Because we had already been in the souq for some time, the call to prayer occurred. Now, in Saudi Arabia, a very conservative Islamic country, when the call to prayer happened, everything shut down. Restaurants could not serve meals during the 20 minutes after the call to prayer. Shops had to close their doors for 20 minutes after all customers had been turned out. But our shopkeeper was determined to make a sale and he wasn't about to let us out of his sight. So instead of turning us out, he whisked us upstairs to another level and then he pulled down all the blinds so that no one outside could see that we were still in the shop. The shopkeeper continued to pull carpets out to show David, always with the colors he wanted, but smaller or in different styles than he wanted. The prices were lower, but David continued to respond with the most appreciative and generous comments about the quality of the carpets in the shop without naming a number.

Kurdish carpet
Kurdish carpet
Twenty minutes after the call to prayer, we were able to go back downstairs. More carpets were pulled out for David to look at.

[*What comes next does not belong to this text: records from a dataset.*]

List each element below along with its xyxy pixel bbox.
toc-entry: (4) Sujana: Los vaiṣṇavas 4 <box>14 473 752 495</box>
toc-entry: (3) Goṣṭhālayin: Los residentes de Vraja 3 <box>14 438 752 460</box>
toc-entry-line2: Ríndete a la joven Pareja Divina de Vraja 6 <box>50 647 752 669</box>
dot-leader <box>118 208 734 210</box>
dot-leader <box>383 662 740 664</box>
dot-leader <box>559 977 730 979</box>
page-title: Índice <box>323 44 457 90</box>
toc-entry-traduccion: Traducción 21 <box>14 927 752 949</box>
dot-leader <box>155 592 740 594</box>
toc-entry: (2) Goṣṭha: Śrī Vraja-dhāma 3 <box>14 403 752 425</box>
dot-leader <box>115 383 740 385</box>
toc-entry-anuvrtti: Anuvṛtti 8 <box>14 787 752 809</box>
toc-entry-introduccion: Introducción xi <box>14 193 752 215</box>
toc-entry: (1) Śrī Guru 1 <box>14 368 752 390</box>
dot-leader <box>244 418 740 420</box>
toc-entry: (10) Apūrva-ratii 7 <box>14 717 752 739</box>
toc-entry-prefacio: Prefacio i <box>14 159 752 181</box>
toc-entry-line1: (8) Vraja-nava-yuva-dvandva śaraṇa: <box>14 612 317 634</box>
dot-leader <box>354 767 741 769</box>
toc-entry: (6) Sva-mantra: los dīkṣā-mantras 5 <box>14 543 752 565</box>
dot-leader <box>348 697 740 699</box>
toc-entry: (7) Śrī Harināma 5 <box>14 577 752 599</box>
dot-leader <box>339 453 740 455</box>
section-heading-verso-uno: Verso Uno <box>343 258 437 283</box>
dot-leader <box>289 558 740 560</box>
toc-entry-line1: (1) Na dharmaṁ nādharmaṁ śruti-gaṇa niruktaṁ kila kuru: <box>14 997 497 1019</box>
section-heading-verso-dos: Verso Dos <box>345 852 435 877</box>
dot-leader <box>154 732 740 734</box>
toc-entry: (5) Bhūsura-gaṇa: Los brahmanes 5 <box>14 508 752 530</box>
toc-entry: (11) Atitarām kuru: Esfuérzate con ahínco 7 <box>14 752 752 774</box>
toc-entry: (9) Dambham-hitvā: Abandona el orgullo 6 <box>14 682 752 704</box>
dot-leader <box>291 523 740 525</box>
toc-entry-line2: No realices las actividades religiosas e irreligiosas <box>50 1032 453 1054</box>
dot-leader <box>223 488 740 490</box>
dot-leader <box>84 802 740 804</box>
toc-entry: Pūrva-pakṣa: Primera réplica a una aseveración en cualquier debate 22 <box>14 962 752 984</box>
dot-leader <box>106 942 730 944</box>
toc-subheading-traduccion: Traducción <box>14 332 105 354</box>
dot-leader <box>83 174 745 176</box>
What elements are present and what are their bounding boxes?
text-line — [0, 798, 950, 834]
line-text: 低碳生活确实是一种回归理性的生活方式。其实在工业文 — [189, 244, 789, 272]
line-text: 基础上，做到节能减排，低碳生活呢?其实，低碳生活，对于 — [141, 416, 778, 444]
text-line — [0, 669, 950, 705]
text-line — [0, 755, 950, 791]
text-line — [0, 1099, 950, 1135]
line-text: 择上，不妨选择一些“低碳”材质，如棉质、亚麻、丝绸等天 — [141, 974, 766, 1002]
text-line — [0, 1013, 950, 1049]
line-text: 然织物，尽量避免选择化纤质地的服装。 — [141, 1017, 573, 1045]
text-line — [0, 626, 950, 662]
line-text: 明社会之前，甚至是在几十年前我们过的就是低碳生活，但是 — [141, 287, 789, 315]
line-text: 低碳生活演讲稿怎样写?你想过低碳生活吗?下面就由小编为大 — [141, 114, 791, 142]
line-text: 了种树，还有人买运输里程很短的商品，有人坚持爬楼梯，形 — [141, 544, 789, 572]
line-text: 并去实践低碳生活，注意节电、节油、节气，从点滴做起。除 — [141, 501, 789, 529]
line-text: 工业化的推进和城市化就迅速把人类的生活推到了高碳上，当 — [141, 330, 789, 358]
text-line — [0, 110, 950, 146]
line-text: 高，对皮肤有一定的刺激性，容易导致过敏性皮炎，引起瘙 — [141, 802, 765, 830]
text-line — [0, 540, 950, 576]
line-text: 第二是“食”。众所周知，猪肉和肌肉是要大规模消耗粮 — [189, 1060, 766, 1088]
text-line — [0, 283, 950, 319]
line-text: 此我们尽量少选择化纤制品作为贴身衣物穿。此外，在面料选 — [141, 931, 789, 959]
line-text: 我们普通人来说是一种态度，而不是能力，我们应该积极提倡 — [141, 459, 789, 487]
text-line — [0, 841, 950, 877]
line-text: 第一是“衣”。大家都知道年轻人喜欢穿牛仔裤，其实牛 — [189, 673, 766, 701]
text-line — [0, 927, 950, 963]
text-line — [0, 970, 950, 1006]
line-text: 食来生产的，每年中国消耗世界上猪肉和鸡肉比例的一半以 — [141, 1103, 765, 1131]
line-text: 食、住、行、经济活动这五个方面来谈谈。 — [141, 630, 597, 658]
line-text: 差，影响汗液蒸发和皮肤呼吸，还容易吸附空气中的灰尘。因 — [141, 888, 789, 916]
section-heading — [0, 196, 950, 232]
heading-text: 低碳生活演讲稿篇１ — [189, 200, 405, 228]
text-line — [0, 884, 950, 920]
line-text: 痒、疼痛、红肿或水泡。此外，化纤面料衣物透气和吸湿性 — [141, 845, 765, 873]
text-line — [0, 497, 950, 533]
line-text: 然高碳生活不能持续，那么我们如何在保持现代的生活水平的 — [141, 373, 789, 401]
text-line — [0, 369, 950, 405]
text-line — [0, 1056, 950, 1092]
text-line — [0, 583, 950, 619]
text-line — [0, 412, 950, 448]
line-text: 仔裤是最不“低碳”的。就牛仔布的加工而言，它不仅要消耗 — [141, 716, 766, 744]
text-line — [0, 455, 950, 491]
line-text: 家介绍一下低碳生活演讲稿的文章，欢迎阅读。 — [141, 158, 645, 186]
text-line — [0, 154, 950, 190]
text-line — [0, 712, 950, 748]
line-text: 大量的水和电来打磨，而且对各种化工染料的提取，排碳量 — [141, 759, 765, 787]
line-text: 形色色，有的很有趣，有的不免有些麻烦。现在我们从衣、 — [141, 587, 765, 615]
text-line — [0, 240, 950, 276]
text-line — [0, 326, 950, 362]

By this time, the shopkeeper had begun to look at me as a potential buyer as well. One of the carpets he pulled out was Kurdish, a modified prayer carpet. It was just 2 feet by 3 feet, considerably smaller than David's target size. It was navy blue, beige, and brown, not the navy blue and rust that David was looking for. But I found it very interesting and I started bargaining, settling on $200.00. The shopkeeper wrapped it up for me and then turned his attention entirely on David. Eventually, he pulled out the very first carpet he had shown us, the one that was perfect. Again, the shopkeeper asked David how much he was prepared to pay for a carpet. Finally David named the price he had told me in the first place he was willing to pay, $100.00. And the shopkeeper agreed, wrapped it up, and handed it to David.

I don't know if I overpaid so much for the Kurdish carpet that the shopkeeper could take a loss on David's carpet, or if he just wanted to make a sale to each of us, no matter the price. It doesn't matter because I learned the essential elements of bargaining that day. The most important element is establishing a positive relationship between seller and buyer. Once the seller and the buyer are comfortable with one another, perhaps even have trust in one another, but certainly like one another, that's when coming to an agreeable price is possible. Agreeing on a price too soon robs both buyer and seller of the opportunity to get to know one another.

And that is my key to recognizing a bargain.